Fig. 4.. Antitumoral effect of AVS100 in colon cancer as a standalone treatment and in combination with anti-PD1.

(A) Analysis of tumor volume in the CT26 colon cancer model by anti-PD1 injection administered intraperitoneally three times a week and daily oral gavage of AVS100. Each treatment group corresponds to 15 mice. ****P < 0.001, two-way ANOVA with Tukey posttest. (B) Tumor volume of individual mice per treatment group. The percentage of responder mice having the specified tumor volume at the end point is presented in parentheses. (C) Quantitation of the percentage of M1-like, M2-like, and M1/M2 ratio. Data correspond to six to seven mice per group. n = 6 to 7; *P < 0.05 and **P < 0.01, unpaired t test.

Fig. 5.. scRNA-seq analysis of the tumor microenvironment in melanoma after AVS100 treatment and in combination with anti-PD1.

(A) Cluster analysis of tumor-infiltrating immune cells (CD45⁺) identifying different immune cell types.
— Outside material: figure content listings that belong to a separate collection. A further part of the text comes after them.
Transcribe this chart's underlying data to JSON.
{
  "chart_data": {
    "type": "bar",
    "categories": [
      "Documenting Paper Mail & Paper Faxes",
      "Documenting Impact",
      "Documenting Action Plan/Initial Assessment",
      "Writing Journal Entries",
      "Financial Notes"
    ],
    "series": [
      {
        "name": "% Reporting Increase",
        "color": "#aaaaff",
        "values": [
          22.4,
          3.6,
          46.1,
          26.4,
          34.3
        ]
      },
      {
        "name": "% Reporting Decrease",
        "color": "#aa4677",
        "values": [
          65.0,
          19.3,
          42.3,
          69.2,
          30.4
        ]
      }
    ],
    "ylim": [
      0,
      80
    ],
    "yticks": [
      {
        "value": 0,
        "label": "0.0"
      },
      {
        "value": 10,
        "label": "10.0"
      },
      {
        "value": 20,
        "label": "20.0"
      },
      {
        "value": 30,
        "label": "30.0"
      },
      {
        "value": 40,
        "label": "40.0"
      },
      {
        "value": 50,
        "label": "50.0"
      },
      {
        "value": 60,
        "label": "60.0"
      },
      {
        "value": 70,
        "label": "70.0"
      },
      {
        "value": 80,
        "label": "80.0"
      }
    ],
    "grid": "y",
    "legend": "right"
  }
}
Lymphoid corresponds to B, T, and NKT cells. Myeloid corresponds to basophils, monocytes, macrophages, neutrophils, and dendritic cells. (B) Cluster analysis of TAM subclusters present in all treatment groups. (C) Expression of M1 (orange) and M2 (green) genes in each of the TAM subclusters. (D) Functional classification of TAM subclusters based on specific gene expression. (E) Analysis representing TAM subclusters in treatment groups. (F) Proportional changes in TAM subclusters in treatment groups. (G) Heatmap representing single-cell levels of selected genes representing T cell signal and effector function in T cells. (H) Heatmap representing single-cell levels of selected genes regulated by the NF-κB pathway in T cells. (I) Histograms comparing mRNA levels of selected T cell signaling/effector genes in the indicated conditions.

Fig. 6.. Analysis of the intratumoral T cell diversity after AVS100 treatment.

(A) Tumor growth in mice that have achieved complete remission and were reimplanted 1 month after termination of treatment. CTR corresponds to naïve mice that have not received tumor before the time of reengraftment. Empty arrows indicate dissection of tissues for T cell receptor sequencing (TCR-seq) analysis. (B) Phenotype of CD8 T cells from tumors and spleens to identify CM (CD62L⁺CD44⁺) and effector memory (EM) (CD62L⁻CD44⁺) phenotypes. (C) Analysis of the clonality index (1-Pielou) based on TCRβ sequencing of CD8 CM + EM subsets. Each dot represents an individual mouse from the indicated groups. (D) Pie chart representing the proportion of the most immunodominant T cell clones in each treatment group. (E) Absolute counts of the 10 immunodominant T cell clones in each treatment group.